Клесх лежал, незряче глядя в темноту и слушая ровное дыхание жены. Дарина крепко спала, прижавшись к нему мягким нагим телом. Узкая ладонь лежала у обережника на груди, и он задумчиво поглаживал тонкие пальцы.
Майрико мертва. Она никогда больше не постучится в его дверь, не будет сидеть, скрестив ноги, на потрепанной волчьей шкуре в покое Главы… Ее силуэт не мелькнет в окне Башни целителей, а голос более не разнесется под каменными сводами Крепости.
Ее нет.
Навсегда.
Это новое непривычное знание не будило в душе Клесха ни печали, ни тоски. В голове воцарилась пустота, мысли разбежались, как тараканы, и он лежал, слепо вглядываясь в полумрак.
Он уже однажды потерял Майрико — когда они прощались во дворе Цитадели перед долгой пятилетней разлукой. В тот день было больно. Глухое отчаяние прихватывало за ребра, воздух комками застревал в горле, а сердце, то грохотало, будто хотело выпрыгнуть, то, вдруг, осаживалось и едва трепыхалось. Тогда Майрико была жива. Но он испытывал такую боль, словно потерял ее безвозвратно, а вместе с ней и половину себя. А сейчас лекарка мертва. По-настоящему. И ему… все равно?
Но если бы умерла не Майрико, а Дарина?
Крефф вновь прислушался к себе, уткнулся носом в макушку спящей. Ее волосы пахли мыльным корнем и еще были слегка влажными.
Дарина… Он никогда не был к ней нежен. Не подкарауливал, чтобы защекотать, а потом неловко отдать порядком измявшийся за пазухой первоцвет. Он не выменивал ей пряников у заезжих купцов, не покупал костяных гребешков, не дрался за нее, не любил с неудержимым голодом в каком-нибудь пыльном закутке просто потому, что дойти до покойчика было выше всяких сил.
Ей он честно сказал, что мужем будет плохим. Приезжать сможет лишь изредка, да и то ненадолго. А коли и приедет, так больше отсыпаться, чем хозяином в доме быть. И еще решил, если Дарина окаменеет лицом или заговорит после этого холодно, то он развернется и уедет. Ну ее. А она улыбнулась. Без грусти, без обиды. Мягко коснулась его плеча и ответила: "Ты, главное, приезжай". Ничего не просила, не обвиняла…

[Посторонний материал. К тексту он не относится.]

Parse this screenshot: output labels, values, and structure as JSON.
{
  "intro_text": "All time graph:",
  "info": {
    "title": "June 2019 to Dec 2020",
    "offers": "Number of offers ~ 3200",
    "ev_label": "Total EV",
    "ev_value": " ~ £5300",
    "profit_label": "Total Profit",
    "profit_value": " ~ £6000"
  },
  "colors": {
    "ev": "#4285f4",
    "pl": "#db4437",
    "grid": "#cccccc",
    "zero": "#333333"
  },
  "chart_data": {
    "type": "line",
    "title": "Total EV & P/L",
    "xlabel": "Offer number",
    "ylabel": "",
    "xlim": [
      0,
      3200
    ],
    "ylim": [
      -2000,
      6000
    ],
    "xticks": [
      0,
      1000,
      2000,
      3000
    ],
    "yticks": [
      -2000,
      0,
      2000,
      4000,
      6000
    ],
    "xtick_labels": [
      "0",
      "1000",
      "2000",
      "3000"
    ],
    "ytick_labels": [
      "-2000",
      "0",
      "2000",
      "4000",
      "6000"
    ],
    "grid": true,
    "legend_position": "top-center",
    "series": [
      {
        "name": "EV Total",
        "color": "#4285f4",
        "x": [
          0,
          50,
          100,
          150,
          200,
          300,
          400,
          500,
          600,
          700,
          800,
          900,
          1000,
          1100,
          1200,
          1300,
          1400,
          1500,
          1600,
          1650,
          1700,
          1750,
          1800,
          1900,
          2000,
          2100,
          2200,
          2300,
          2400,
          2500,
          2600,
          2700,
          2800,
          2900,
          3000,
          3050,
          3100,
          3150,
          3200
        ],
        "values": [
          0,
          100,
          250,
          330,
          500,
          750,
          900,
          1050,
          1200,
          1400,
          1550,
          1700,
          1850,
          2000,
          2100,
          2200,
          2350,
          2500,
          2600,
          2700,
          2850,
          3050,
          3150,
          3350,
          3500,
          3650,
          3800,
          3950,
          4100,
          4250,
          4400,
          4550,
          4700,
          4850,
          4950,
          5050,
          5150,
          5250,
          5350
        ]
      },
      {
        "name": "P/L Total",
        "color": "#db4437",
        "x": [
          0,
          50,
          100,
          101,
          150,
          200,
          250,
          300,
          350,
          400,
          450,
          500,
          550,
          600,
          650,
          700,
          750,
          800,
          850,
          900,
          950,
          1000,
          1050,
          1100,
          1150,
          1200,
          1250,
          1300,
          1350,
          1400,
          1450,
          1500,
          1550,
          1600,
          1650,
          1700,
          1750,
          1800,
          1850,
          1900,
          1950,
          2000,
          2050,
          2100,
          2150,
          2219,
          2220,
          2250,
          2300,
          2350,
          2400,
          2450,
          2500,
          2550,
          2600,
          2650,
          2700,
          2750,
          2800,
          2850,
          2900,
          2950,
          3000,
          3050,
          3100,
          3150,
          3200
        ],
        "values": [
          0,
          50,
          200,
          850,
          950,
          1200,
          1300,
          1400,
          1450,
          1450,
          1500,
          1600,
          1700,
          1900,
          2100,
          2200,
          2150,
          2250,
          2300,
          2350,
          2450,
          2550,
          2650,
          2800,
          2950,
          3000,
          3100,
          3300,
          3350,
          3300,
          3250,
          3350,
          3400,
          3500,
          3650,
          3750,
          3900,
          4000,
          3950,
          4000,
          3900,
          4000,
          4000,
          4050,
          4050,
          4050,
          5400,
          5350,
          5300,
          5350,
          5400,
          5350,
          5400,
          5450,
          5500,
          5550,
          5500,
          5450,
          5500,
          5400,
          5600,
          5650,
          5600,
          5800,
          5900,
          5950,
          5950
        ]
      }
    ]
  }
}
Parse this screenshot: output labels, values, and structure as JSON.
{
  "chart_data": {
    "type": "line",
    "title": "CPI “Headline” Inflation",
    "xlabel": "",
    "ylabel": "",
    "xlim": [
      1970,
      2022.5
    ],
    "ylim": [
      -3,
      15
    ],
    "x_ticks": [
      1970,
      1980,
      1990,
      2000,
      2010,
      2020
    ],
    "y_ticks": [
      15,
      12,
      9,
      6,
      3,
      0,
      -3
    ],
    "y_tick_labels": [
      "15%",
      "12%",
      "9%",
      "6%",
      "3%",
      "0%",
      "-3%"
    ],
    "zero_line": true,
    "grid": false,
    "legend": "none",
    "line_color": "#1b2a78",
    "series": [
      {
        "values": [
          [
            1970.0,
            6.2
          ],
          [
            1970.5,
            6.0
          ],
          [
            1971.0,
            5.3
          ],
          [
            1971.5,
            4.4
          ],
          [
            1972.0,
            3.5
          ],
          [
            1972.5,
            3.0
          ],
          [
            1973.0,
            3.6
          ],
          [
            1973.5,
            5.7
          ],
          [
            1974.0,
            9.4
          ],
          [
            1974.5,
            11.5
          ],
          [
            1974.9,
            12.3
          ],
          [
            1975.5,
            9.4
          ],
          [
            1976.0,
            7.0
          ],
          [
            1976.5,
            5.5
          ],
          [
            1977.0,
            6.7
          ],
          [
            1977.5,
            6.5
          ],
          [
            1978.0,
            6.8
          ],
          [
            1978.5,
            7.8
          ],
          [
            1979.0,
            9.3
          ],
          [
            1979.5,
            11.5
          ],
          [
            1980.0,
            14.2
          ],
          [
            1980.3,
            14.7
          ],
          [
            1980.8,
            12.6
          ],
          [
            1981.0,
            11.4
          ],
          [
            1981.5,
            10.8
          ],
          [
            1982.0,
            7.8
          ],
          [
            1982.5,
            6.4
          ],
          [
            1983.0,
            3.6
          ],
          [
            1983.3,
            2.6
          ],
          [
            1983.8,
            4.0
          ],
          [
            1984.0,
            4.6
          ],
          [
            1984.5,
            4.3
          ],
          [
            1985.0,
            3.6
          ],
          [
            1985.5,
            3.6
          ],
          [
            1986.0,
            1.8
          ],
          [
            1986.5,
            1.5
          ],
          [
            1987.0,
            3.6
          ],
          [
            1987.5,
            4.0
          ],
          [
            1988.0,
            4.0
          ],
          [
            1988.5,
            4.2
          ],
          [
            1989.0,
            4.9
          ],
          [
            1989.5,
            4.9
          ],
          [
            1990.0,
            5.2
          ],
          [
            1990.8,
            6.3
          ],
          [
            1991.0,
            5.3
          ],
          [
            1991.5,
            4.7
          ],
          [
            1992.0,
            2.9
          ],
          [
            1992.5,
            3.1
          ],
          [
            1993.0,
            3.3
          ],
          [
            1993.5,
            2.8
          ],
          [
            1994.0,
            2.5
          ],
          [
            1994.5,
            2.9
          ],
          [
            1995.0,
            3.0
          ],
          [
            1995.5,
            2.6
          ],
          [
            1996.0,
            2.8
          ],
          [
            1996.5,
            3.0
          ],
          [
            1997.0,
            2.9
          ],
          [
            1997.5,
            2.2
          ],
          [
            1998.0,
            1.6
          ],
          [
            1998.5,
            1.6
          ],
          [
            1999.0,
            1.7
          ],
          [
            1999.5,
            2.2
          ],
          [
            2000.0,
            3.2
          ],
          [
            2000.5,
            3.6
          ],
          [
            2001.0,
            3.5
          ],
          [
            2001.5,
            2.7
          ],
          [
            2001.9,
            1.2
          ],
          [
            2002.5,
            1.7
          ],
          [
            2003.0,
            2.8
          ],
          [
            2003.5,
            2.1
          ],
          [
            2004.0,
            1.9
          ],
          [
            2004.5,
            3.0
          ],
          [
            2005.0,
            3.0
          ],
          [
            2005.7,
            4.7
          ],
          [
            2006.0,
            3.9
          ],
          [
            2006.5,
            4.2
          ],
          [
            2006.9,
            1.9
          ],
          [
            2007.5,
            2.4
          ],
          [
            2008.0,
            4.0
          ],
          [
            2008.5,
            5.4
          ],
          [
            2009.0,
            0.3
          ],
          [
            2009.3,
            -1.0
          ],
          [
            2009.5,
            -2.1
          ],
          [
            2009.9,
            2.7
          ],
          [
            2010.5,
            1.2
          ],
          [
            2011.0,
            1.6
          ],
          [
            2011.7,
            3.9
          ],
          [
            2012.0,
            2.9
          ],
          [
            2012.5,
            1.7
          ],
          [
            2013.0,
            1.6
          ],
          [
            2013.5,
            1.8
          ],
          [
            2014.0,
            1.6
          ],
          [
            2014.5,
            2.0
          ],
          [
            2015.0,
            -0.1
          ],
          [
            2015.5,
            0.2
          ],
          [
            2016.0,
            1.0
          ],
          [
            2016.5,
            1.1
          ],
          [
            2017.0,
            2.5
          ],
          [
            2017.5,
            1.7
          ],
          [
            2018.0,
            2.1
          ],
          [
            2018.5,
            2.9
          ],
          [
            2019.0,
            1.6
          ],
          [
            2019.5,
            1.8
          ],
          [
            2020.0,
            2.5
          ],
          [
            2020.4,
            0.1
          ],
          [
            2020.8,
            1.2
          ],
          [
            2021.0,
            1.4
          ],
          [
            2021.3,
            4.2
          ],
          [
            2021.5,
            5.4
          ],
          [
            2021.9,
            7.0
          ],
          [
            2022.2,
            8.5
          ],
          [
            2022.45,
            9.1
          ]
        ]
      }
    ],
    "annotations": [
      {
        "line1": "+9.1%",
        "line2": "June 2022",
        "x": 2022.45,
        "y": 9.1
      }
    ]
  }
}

Он не баловал ее. Не дарил подарков. Отдавал деньги, справедливо полагая, что все нужное она купит без него. Но однажды, сам не зная, почему, купил на ярмарке расписной ларчик. Небольшой, с ладонь всего. И не сказать, будто сильно дорогой. Увидел и взял. Потом долго вертел в руках, не зная, зачем ему понадобилась эта коробчонка. Задумался. Купил иголок, ниток, какой-то тесьмы, наперсток. Дурак дураком. Потом снова поразмыслил — решил выбросить к Встрешнику. Но что-то удержало.
Когда приехал в Лущаны, и Дарина выбежала встречать, он не решился отдать ей подарок. Подумал, вдруг еще не понравится. Зачем он вообще все это затеял? Что у нее — ниток нет? Или иголок?
Но ларчик лежал в переметной суме, и следовало что-то с ним сделать — или выбросить, или отдать. Отдать Клесх так и не отважился. Вечером, когда жена уже спала, поставил на стол и долго задумчиво глядел. Потом плюнул на все и лег.
Утром Дарина вела себя, как ни в чем не бывало, но расписная коробчонка куда-то исчезла. Клесху стало совсем не по себе, однако он угрюмо молчал, словно бы ничего не случилось. Жена тоже не обмолвилась ни словом, покормила детей, убрала со стола, отпустила Клёну с Эльхой к соседской ребятне и захлопотала у печи. Клесх вышел в сени, собираясь принести дров на истоп, когда его окликнули.
Он обернулся, и в этот миг пестрая тесьма промелькнула перед глазами, захлестнула шею. Дарина дернула мужа к себе. Он наклонился, увлекаемый тканой лентой, хотел что-то сказать, но промолчал, удивившись тому, как сияли ее глаза, и какое счастье в них отражалось. На душе стало легко-легко.
— Спасибо, — она поцеловала его так, словно получила в подарок не нитки и деревянную коробочку, а перстень с самоцветом.
…За окном ветер швырнул в каменную стену дождем. Клесх прикрыл глаза. Умерла Майрико, а он думает о Дарине. И на душе пусто.